C’est devenu l’exercice obligé de toute start-up qui se respecte : la levée de fonds fait figure de rite initiatique dans le parcours des créateurs d’entreprise, de préférence digitale et qui cherchent à « disrupter » leur marché. Les magazines économiques font régulièrement leurs gros titres sur ces opérations financières dont l’unité de mesure est souvent le million d’euros. À tel point que la finalité stratégique de ces levées de fonds a parfois tendance à disparaitre au profit de l’annonce elle-même. Autrement dit, c’est moins l’usage qui sera fait de cet apport en capital qui est questionné que le montant lui-même, considéré a priori comme l’assurance d’une vision claire. Et pourtant ! Les levées de fonds ne sont que la version moderne du recours à l’emprunt. Connaissez-vous beaucoup de patrons de PME classiques qui font un communiqué de presse pour annoncer que leur banquier leur a accordé une nouvelle ligne de crédit ?

Il ne s’agit pas ici de vouer aux gémonies un nouveau modèle économique qui cherche encore ses repères. Mais plutôt de critiquer celles et ceux qui ne mesurent leurs succès futurs qu’à l’aune de ce seul indicateur.
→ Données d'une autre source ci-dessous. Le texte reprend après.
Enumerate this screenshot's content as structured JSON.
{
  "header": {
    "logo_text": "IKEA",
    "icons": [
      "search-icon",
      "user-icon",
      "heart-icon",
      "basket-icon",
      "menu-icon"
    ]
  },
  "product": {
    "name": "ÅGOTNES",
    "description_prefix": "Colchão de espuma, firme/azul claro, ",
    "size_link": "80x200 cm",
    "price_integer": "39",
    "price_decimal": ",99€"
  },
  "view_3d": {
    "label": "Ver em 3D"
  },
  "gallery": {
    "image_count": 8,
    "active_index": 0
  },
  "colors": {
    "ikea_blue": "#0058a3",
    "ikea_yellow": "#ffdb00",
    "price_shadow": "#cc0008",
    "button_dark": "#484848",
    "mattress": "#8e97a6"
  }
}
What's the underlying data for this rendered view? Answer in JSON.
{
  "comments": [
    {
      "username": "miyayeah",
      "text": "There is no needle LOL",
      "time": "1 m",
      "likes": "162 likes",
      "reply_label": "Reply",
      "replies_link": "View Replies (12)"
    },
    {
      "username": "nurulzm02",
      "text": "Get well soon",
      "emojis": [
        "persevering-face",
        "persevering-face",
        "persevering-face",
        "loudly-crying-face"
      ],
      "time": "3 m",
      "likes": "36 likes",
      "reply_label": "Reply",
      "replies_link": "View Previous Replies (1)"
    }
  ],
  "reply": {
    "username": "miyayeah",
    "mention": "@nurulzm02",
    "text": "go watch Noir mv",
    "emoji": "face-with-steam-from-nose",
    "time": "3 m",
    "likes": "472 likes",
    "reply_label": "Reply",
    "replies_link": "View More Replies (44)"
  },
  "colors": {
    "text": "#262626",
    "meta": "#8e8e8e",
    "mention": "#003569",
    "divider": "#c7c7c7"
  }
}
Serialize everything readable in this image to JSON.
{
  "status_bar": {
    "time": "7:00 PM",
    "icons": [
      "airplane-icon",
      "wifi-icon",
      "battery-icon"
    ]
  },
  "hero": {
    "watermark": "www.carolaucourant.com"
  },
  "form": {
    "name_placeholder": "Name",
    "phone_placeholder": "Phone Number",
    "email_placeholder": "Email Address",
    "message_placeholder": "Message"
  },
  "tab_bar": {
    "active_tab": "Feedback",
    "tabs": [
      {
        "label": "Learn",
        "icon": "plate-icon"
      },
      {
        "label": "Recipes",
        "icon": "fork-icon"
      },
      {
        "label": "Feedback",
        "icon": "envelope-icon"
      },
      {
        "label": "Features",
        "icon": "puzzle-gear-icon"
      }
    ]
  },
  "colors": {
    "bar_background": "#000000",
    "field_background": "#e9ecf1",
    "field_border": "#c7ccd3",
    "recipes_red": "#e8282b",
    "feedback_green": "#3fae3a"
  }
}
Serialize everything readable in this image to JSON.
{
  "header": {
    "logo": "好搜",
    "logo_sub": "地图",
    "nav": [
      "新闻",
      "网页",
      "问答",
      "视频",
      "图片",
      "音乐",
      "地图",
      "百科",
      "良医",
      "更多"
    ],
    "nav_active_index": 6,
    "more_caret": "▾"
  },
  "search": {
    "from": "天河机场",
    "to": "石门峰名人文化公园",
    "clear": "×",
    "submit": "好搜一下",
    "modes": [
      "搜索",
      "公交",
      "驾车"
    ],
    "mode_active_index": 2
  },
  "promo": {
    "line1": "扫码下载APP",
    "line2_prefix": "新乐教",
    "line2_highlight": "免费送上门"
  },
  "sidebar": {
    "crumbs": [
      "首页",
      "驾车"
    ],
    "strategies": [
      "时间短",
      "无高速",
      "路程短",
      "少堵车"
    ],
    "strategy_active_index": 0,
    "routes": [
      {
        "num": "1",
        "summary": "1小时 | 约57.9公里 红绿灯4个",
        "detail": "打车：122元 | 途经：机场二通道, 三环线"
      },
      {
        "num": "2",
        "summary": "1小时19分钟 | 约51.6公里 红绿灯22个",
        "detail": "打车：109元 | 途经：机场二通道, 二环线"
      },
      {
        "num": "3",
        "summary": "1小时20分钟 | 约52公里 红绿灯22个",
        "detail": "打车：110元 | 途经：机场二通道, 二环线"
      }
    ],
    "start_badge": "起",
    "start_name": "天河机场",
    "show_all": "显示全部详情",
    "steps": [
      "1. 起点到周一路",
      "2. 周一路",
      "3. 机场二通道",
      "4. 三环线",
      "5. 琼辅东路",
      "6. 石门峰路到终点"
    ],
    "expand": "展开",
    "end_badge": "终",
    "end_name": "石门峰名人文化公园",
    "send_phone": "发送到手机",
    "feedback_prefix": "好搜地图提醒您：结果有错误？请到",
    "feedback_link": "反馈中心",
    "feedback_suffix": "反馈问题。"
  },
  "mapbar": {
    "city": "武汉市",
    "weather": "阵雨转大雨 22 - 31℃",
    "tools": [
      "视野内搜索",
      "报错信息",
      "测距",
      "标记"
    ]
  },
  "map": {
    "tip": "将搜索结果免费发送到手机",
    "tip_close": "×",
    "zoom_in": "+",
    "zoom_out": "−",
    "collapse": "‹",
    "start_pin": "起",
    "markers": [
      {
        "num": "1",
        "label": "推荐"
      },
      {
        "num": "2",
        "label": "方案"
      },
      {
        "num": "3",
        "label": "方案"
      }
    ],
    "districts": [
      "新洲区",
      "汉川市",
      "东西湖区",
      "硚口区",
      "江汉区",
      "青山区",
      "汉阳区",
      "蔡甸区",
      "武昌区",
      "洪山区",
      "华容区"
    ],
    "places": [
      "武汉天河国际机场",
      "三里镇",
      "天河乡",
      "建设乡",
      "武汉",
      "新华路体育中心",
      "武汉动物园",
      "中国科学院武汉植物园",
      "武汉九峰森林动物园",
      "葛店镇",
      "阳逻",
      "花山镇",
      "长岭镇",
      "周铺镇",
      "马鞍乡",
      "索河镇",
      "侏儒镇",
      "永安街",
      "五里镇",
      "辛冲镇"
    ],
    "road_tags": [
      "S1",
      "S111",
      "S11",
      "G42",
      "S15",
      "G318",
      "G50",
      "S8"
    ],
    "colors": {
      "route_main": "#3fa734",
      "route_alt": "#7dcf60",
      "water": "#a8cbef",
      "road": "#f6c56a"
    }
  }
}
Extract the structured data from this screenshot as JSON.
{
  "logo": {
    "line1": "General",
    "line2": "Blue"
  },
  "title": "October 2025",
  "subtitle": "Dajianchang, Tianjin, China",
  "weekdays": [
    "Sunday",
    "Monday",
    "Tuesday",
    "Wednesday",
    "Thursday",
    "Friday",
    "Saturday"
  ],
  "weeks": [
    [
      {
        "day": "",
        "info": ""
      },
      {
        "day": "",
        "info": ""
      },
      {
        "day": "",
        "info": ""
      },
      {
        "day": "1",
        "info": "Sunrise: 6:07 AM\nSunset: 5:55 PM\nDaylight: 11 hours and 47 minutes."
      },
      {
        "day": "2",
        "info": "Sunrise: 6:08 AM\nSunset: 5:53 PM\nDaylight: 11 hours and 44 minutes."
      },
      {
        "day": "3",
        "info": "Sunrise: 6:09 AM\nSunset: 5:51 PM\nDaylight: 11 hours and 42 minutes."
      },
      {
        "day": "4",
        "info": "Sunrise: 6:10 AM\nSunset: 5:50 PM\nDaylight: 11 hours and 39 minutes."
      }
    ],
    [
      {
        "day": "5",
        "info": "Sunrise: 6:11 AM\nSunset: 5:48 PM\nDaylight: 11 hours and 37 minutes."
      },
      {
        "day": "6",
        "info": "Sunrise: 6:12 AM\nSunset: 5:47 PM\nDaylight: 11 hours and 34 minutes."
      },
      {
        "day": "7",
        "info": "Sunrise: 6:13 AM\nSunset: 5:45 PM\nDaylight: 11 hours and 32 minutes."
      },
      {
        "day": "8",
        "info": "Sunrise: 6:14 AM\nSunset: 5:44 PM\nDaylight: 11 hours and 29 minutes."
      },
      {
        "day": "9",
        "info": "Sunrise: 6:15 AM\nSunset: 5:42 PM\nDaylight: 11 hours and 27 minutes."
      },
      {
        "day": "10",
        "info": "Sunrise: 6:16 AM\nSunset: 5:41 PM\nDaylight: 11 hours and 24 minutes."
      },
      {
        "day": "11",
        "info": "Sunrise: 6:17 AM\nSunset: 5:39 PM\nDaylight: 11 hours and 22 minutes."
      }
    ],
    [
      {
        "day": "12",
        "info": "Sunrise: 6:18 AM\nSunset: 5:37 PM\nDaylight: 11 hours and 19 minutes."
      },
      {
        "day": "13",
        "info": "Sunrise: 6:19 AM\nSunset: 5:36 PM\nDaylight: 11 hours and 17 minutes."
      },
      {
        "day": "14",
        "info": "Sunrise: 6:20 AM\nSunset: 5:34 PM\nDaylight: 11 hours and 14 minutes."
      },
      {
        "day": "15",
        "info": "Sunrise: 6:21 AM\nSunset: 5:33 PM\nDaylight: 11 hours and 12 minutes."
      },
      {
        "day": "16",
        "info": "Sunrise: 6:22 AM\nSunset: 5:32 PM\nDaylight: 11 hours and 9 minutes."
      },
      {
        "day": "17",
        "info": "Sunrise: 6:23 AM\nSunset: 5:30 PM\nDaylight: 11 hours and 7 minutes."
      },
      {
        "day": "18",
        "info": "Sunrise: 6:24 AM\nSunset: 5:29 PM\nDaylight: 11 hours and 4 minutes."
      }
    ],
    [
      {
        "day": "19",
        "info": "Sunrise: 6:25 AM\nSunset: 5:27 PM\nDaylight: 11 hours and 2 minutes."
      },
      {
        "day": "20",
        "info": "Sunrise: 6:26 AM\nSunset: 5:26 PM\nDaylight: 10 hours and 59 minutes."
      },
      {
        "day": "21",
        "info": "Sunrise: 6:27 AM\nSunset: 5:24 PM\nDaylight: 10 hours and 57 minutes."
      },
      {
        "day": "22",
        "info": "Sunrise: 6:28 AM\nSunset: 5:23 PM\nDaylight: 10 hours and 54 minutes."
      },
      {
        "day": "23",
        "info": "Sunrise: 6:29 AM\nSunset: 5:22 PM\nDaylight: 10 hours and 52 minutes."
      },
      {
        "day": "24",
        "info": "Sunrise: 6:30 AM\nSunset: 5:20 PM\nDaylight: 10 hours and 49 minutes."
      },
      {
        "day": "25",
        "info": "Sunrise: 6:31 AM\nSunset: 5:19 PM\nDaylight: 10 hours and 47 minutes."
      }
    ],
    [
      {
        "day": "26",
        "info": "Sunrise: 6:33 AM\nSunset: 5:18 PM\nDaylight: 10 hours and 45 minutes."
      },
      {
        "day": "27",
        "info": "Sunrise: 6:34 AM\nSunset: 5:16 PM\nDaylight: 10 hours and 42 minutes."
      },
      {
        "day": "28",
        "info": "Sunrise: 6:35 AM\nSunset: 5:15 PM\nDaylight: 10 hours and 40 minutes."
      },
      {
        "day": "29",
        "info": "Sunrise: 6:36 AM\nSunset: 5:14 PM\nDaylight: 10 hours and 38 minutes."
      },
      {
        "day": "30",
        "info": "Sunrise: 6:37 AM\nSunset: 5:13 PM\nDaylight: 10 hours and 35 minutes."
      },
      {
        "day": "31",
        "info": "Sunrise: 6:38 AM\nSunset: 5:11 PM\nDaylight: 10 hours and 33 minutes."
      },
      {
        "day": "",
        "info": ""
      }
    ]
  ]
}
Et qui consacrent souvent un temps excessif à la recherche de ces financements, au détriment de la prospection de clients solvables.

Mantra dangereux

Les levées de fonds ne sont pas en soi critiquables. Elles le deviennent lorsqu’elles s’érigent en mantra et qu’elles servent à masquer la faiblesse d’une stratégie. Les plus anciens s’en souviennent : quelques mois avant l’éclatement de la bulle internet au début des années 2000, les analystes financiers ne juraient que par le « cash burn rate », allant jusqu’à plébisciter les entreprises qui consommaient un maximum d’argent frais en un minimum de temps. On a vu où conduisait ce type de préoccupation lorsqu’elle était déconnectée d’un modèle économique pérenne.

Au Journal des Entreprises, nous n’échappons pas à la tendance qui consiste à relater ces levées de fonds. Par facilité peut-être, dans la mesure où le plan média fait partie intégrante de la stratégie des levées de fonds orchestrées par les start-up. Mais nous devons à nos lecteurs d’aller plus loin dans l’analyse, en nous interrogeant sur la pertinence de la stratégie envisagée, en questionnant la réalité des prévisions économiques annoncées, en mesurant, aussi, la capacité réelle de l’entreprise à tenir ses promesses. Les levées de fonds sont une pièce essentielle d’un discours visant à faire rêver les investisseurs. Mais dans un contexte d’argent facile, le montant récolté ne suffit pas à garantir une vision. Le retour aux fondamentaux – clients, produits, marchés – s’impose pour éviter de nouvelles désillusions à la hauteur des investissements annoncés à grand renfort de communiqués. Afin de vous aider à y voir plus clair, Le Journal des Entreprises publie fin avril un hors-série consacré au financement, avec des témoignages et des avis d’experts. Pour éviter de confondre la fin et les moyens.

Ce billet a été publié dans Le Journal des Entreprises n°370, avril 2018, toutes éditions.